His anger in this regard was directed at the contrast between what gay people historically and potentially mean to society and the hedonistic excesses they’d sunk into during the 1970s and persisted in resistance to measures needed to stop the spread of the HIV virus and AIDS.
In the climactic speech in “The Normal Heart,” just before two emotionally wrenching scenes at the end, Kramer’s autobiographical character, Ned Weeks, delivers the following, mangled and largely deleted in the movie version:
“I belong to a culture that includes Proust, Henry James, Tchaikovsky, Cole Porter, Plato, Socrates, Aristotle, Alexander the Great, Michelangelo, Leondardo da Vinci, Christopher Marlowe, Walt Whitman, Herman Melville, Tennessee Williams, Bryon, E.M. Forster, Lorca, Auden, Francis Bacon, James Baldwin, Harry Stack Sullivan, John Maynard Keynes, Dag Hammarsskjold. … These are not invisible men.
“Poor Bruce. Poor frightened Bruce. Once upon a time you wanted to be a soldier. Bruce, did you know that it was an openly gay Englishman who was as responsible as any man for winning the Second World War? His name was Alan Turing and he cracked the German Enigma code so the Allies knew in advance what the Nazis were going to do – and when the war was over he committed suicide he was so hounded for being gay.

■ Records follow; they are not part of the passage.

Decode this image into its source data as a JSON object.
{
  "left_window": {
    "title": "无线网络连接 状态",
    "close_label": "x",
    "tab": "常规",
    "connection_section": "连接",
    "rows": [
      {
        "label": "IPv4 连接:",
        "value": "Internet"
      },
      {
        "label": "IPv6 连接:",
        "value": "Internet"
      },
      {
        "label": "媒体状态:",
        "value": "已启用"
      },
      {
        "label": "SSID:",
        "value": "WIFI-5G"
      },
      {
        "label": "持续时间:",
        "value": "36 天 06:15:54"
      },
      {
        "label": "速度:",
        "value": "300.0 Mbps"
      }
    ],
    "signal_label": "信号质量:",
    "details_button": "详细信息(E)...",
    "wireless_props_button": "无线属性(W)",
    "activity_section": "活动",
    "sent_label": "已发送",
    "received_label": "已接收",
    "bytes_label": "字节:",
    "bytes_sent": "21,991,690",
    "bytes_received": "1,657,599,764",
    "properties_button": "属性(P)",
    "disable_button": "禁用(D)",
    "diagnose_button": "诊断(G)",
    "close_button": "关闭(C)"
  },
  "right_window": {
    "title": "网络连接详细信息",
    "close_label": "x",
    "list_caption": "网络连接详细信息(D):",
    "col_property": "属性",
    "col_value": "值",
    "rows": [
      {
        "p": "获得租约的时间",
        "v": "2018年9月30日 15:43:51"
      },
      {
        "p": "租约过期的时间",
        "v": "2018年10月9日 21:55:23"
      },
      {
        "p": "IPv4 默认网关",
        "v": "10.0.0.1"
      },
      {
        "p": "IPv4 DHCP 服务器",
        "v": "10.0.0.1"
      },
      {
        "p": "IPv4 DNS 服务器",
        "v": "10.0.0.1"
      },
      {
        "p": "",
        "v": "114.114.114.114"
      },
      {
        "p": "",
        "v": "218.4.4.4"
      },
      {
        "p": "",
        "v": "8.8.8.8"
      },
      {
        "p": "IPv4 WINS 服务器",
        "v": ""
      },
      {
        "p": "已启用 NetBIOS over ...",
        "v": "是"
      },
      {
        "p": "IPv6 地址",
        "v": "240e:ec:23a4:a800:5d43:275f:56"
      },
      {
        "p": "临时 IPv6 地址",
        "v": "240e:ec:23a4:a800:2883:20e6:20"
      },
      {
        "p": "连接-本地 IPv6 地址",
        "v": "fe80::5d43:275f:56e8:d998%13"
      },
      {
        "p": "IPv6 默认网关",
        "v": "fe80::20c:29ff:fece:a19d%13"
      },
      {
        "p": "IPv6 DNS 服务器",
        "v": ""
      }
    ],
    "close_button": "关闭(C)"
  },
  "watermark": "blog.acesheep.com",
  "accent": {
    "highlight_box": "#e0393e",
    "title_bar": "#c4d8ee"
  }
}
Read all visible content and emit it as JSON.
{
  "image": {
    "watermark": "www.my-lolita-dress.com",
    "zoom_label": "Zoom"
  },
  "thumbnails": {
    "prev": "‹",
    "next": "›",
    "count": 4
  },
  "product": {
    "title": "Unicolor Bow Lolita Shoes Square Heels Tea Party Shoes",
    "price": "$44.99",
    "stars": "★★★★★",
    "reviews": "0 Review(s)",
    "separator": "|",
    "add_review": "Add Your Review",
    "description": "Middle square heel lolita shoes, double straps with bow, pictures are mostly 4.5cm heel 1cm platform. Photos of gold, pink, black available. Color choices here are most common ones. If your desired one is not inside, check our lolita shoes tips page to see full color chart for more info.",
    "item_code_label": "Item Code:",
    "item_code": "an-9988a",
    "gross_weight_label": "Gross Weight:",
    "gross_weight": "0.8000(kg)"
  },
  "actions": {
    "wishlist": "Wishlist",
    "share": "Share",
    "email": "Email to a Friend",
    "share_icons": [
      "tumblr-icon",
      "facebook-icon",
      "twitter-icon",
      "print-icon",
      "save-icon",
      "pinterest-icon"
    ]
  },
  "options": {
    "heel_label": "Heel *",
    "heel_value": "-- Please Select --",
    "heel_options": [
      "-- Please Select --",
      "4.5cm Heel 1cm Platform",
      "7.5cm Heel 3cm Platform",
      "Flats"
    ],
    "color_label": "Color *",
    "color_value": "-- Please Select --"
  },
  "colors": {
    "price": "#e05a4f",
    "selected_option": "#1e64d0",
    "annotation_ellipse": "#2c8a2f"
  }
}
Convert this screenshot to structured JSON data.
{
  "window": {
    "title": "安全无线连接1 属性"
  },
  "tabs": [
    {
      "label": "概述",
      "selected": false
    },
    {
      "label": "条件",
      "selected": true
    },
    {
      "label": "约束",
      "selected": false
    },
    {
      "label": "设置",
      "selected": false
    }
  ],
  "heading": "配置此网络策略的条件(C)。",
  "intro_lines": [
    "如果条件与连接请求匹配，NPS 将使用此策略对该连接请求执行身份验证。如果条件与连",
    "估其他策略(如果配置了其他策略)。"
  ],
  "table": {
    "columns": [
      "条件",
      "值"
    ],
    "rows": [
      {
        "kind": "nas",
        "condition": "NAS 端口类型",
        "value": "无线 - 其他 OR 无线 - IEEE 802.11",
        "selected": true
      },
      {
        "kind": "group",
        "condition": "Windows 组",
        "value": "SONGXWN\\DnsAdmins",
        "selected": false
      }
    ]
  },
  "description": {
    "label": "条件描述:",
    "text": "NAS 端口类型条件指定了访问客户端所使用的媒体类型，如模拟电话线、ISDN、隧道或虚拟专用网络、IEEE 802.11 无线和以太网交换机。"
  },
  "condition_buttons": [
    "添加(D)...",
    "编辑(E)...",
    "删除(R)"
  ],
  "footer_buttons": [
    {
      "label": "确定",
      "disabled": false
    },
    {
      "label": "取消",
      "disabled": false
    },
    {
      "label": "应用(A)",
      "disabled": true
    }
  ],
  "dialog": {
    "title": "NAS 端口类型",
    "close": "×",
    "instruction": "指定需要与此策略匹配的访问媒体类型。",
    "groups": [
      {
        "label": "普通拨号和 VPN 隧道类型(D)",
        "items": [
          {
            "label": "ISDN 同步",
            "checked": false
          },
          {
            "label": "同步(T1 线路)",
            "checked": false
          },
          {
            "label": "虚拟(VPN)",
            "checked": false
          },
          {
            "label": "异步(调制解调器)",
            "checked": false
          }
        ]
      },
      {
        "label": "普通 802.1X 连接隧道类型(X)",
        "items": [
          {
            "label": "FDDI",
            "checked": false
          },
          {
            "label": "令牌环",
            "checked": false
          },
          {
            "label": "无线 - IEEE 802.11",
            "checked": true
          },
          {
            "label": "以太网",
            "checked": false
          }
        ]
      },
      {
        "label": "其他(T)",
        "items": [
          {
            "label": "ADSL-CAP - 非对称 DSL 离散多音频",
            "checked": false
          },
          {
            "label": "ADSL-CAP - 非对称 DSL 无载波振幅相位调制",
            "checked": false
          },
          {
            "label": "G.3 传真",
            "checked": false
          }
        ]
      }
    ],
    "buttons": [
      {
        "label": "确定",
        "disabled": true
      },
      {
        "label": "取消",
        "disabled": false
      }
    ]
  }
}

“Why don’t they teach this in the schools? If they did, maybe he wouldn’t have committed suicide and maybe you wouldn’t be so terrified of who you are. The only way we’ll have real pride is when we demand recognition of a culture that isn’t just sexual. It’s all there, but we have to claim it, and identify who was in it, and articulate what’s in our minds and hearts and all our creative contributions to this earth. And until we do that, and until we organize ourselves block by neighborhood by city by state into a united visible community that fights back, we’re doomed. That’s how I want to be defined: as one of the men who fought the war.
“Being defined by our cocks is literally killing us. Must we all be reduced to becoming our own murderers? Why couldn’t you and I, Bruce Niles and Ned Weeks, have been leaders in creating a new definition of what it means to be gay? I blame myself as much as you. Bruce, I know I’m an asshole. But, please, I beg you, don’t shut me out.”
That speech, in its totality, embodied everything that Kramer was trying to get across in “The Normal Heart,” and by his activism.
“Leaders in creating a new definition of what it means to be gay,” by contrast to “being defined by our cocks.”
Attempting to respond to just this challenge, I wrote 100 weekly essays between October 2010 and October 2012 published in Washington, D.C’s Metro Weekly, now compiled in book form, entitled, Extraordinary Hearts, Reclaiming Gay Sensibility’s Central Role in the Progress of Civilization.
We’re at a point today to finally be able to hear Larry Kramer’s message in a way that can profoundly redefine the identities of emerging generations of gay people. It’s downright tragic that such a message was snuffed out in the HBO film.